Cancer center administrators, clinicians and medical physicists who are considering adding proton therapy to their cancer-fighting armamentarium will want to attend a three-day proton therapy immersion program on November 21–23, at Penn Medicinein Philadelphia, Pennsylvania.The Inaugural Course on Proton Therapy offers an overview of financing and developing a proton therapy center, its technology and daily operations, and the clinical application of protons.
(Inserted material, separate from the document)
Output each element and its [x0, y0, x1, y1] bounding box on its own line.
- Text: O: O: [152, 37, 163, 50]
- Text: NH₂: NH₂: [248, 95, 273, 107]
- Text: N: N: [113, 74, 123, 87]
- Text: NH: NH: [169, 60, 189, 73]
Classes will be taught by faculty, practitioners and administrators from the Roberts Proton Therapy Center.
“As an academic center, one of our three missions, including patient care and research, is education,” says Neha Vapiwala, M.D., vice chair of education at the Perelman School of Medicine, and associate professor of radiation oncology at the Abramson Cancer Center and Roberts Proton Therapy Center. “And who better to teach those who are considering a proton center than the academic faculty and staff whose job it is to further our understanding of proton therapy each and every day.”
Many cancer center executives are thinking seriously about adding protons to their clinical programs. Construction costs are no longer regarded as obstacles. That’s because the size of new proton beam systems — and the space required — have decreased significantly in recent years. A single-treatment-room system, for example, can be developed for $25 million to $30 million, a fraction of the $150 million multi-room systems built just a few years ago.
Still, building and operating a proton treatment center is no easy feat. “It’s a highly complex and complicated endeavor,” Dr. Vapiwala says. “There are very specific clinical, technical and operational issues that go into the development and operation of a proton therapy center.”
Attendees of the Inaugural Program will learn directly from administrators, medical physicists and radiation oncologists who have been running the Roberts Proton Therapy Center since it opened in 2010. “This is an opportunity to learn from the successes and mistakes of others who embraced proton therapy years ago,” says Dr. Vapiwala.
The program will include a tour of the Roberts Proton Therapy Center, comprised of four gantry treatment rooms and one fixed-beam treatment room. Clinicians at the Roberts Proton Therapy Center were among the first to deploy pencil beam scanning, an advanced proton beam treatment modality that enables intensity modulated proton therapy.
As a new proton center prepares to treat its first patients, clinicians, physicists, therapists, dosimetrists and administrators should rely upon the support and guidance of peers at other proton centers, Dr. Vapiwala adds. OncoLink, an online, in-depth resource for patients and professionals, and a co-sponsor of the three-day course, offers an online education module.
“The Roberts Proton Therapy Center also offers onsite shadowing and observing in our department,” says Dr. Vapiwala, who also is an OncoLink senior editor. “Radiation oncology is such a small specialty and not well understood by many people, both within and outside the healthcare industry. One of the aspects that contributes to its complexity is that radiation oncology comprises a varied team — physicists, dosimetrists, nurses and physicians. There are thus multiple radiation oncology professionals who can spend quality time at the course, interact with their colleagues, and walk away with a far richer understanding of proton therapy.”